Enhancing the total amount and stability of soil organic carbon in ecosystems is of paramount importance for mitigating global climate change. Due to the protection provided by the silica shell, PhytOC (phytolith-occluded organic carbon) is extremely stable compared to other types of organic carbon. On a long-term scale, soil PhytOC accumulation is recognized as one of the significant mechanisms for carbon sequestration and enhancing terrestrial carbon sinks in terrestrial ecosystems. Bamboo forests exhibit extremely significant capabilities for phytolith carbon sequestration. The elucidation of forest age and bedrock effects on the soil PhytOC accumulation will be essential to estimate the phytolith carbon sequestration capacity of bamboo forests and for bamboo forest construction and management aimed at enhancing carbon sequestration. This study demonstrates that forest age and bedrock significantly change the capacity of soil phytolith carbon sequestration in bamboo forests. And soil available Si is the key influencing factor on the soil PhytOC accumulation. The researchers’ finding is appeared at December, 2024 in Soil Ecology Letters.

Professor Sheng said, “The flux of phytolith carbon sink in bamboo forests is 3-80 times greater than that of other forests. The phytoliths in bamboo forests can store 2.05 ± 0.17 Tg of CO₂ annually around the world. Soil PhytOC comes from aboveground plants. The exceptional PhytOC sequestration ability of bamboo plants results in a substantial accumulation of PhytOC in the soil of bamboo forests. Phytolith and PhytOC are generated within the plant body. Following plant senescence, they enter the soil through litter and root decomposition, and are stored in the soil for an extended period. It is evident that the accumulation of soil PhytOC is significantly correlated with the PhytOC sequestration capacity of aboveground vegetation. The physiological metabolism of vegetation varies significantly among different forest ages, which significantly affects its PhytOC sequestration. Consequently, it can be hypothesized that forest age has a significant impact on the accumulation of PhytOC in soil, with a notable increase in soil PhytOC accumulation as forest age increases in bamboo forests.”

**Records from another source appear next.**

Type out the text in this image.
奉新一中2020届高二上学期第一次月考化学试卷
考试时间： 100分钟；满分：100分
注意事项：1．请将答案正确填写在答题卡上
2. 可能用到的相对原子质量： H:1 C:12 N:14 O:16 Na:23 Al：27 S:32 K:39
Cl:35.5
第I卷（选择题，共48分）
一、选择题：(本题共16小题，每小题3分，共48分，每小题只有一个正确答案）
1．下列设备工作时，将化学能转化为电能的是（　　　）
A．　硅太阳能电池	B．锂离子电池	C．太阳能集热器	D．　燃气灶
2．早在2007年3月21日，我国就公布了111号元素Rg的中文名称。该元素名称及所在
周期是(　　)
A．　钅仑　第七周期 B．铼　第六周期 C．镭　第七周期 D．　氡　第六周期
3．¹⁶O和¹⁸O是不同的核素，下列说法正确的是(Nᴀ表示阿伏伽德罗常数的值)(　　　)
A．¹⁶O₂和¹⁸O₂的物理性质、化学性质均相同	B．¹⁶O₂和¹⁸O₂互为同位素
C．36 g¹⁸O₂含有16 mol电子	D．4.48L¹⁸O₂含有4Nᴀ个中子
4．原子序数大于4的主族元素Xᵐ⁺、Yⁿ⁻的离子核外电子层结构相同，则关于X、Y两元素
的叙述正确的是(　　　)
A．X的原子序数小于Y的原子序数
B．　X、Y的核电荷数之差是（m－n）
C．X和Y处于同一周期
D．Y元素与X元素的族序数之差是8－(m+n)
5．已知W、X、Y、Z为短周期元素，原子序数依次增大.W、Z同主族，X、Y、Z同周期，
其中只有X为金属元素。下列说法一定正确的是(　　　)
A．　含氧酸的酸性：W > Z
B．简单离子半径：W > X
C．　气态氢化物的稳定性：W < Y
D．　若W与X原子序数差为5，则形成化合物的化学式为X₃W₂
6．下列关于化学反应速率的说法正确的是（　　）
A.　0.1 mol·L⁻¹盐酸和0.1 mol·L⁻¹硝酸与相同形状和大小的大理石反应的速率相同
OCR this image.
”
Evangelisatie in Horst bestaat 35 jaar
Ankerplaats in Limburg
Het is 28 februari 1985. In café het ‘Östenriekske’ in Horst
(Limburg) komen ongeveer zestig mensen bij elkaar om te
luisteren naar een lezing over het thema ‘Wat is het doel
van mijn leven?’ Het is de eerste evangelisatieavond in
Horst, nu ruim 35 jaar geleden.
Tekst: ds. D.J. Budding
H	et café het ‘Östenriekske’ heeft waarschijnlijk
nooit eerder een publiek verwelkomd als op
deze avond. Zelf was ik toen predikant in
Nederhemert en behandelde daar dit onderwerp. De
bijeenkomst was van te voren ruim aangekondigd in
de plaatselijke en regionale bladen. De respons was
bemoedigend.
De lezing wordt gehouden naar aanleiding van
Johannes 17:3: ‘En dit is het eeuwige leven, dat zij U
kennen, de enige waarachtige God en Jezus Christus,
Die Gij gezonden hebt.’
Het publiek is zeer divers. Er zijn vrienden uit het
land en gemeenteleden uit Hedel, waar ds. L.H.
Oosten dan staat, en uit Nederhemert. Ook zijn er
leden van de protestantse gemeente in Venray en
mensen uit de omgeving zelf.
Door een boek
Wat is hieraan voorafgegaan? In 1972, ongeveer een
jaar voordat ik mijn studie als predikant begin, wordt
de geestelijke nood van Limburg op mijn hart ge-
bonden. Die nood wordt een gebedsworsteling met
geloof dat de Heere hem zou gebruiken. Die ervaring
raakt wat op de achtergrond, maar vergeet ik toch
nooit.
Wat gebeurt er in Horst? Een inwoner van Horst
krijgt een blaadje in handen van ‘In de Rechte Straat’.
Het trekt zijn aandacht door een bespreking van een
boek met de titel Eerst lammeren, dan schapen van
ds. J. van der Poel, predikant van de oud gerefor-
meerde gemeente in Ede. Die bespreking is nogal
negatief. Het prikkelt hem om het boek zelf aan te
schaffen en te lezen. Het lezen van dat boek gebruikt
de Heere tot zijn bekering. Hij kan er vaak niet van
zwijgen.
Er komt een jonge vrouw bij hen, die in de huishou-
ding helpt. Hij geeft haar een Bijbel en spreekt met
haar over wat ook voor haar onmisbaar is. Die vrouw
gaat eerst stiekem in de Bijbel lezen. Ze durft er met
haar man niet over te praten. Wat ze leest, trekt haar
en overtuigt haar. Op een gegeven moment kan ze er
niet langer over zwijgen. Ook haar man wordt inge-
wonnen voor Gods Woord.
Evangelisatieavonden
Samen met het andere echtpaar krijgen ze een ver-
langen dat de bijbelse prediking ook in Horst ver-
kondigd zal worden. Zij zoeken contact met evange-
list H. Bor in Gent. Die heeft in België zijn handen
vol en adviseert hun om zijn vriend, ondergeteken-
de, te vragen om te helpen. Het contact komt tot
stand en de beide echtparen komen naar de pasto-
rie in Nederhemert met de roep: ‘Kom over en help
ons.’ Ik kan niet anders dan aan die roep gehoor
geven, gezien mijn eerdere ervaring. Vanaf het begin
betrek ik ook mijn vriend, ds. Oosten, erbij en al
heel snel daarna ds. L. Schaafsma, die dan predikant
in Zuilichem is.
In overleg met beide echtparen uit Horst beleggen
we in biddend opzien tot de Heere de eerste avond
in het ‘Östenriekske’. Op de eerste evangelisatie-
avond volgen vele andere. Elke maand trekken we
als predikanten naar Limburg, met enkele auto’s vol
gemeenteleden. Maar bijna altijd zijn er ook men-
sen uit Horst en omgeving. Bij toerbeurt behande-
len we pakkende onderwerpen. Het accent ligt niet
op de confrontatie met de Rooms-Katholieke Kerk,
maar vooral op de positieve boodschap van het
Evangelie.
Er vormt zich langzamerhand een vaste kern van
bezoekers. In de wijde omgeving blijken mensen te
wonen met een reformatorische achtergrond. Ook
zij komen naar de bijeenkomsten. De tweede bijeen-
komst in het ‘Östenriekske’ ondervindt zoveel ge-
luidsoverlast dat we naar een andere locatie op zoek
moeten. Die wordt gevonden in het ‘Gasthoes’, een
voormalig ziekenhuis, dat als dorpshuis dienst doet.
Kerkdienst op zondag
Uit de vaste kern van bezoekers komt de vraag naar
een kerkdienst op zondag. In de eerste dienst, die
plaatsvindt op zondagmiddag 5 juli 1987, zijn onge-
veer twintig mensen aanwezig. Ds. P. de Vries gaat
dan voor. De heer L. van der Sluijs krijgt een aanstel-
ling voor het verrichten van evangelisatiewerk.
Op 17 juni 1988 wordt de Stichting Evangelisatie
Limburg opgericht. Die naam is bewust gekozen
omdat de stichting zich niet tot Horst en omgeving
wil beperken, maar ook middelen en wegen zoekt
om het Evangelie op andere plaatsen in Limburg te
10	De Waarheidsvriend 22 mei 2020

“The Si element in phytolith and PhytOC comes from the soil. Soil with high Si content significantly enhances the generation of PhytOC in aboveground vegetation, thereby improving the accumulation of PhytOC in soil. Calcium ions and alkaline environments can weaken the dissolution of PhytOC in soil and alkaline and Ca²⁺-rich soils are beneficial for the preservation of PhytOC. Karst soils exhibit significant characteristics of Ca²⁺-rich, high Si content, and weak alkalinity due to the karstification of their bedrocks. Therefore, the second hypothesis is proposed that karst bedrock has a significant promoting effect on the soil accumulation of PhytOC in bamboo forests, and the soil PhytOC accumulation in karst bamboo forests is significantly higher than that in non-karst bamboo forests.”

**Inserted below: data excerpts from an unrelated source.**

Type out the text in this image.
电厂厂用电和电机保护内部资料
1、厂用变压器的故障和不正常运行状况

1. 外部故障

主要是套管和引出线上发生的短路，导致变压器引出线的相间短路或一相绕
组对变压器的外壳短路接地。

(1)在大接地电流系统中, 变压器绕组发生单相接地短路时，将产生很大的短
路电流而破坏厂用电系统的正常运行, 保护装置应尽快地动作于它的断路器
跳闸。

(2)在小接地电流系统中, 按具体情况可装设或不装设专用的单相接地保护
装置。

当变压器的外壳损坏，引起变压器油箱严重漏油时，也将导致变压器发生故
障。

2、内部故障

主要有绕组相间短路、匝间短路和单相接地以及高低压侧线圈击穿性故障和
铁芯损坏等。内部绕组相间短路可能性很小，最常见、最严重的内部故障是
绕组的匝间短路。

“To verify the above two hypotheses, two typical large-diameter bamboo forests (P. edulis forest and B. emeiensis forest) in the bedrocks of karst and non-karst (shale) of southwest China were studied. The accumulation characteristics, laws, and environmental impact factors of soil PhytOC in these bamboo forests were analyzed.” 

In this study, the accumulation characteristics, laws, and environmental impact factors of soil PhytOC accumulation in these bamboo forests were elucidated successfully. Results showed that the stand age significantly influenced the accumulation of soil PhytOC in both P. edulis forests and B. emeiensis forests. Among the three forest ages, regardless of whether they are P. edulis forests or B. emeiensis forests, both the soil PhytOC content and storage are highest in mature forests. The type of bedrock also significantly impacts the accumulation of soil PhytOC in both P. edulis forests and B. emeiensis forests. The soil PhytOC content of the two types of bamboo forests in the karst area is notably higher compared to that in the non-karst area. The content of soil available Si is significantly positively correlated with soil phytolith content, PhytOC content, the ratio of PhytOC to TSOC (total soil organic carbon), and PhytOC storage, making it one of the crucial factors influencing the accumulation of soil PhytOC in the bamboo forests. 

“The potential for soil PhytOC accumulation in bamboo forests of southwest China is substantial, particularly in karst bamboo forests, which can play a significant role in achieving carbon neutrality. The results hold great significance in further elucidating the driving mechanism of PhytOC sequestration and accumulation in bamboo forests and accurately estimating their phytolith carbon sink potential.”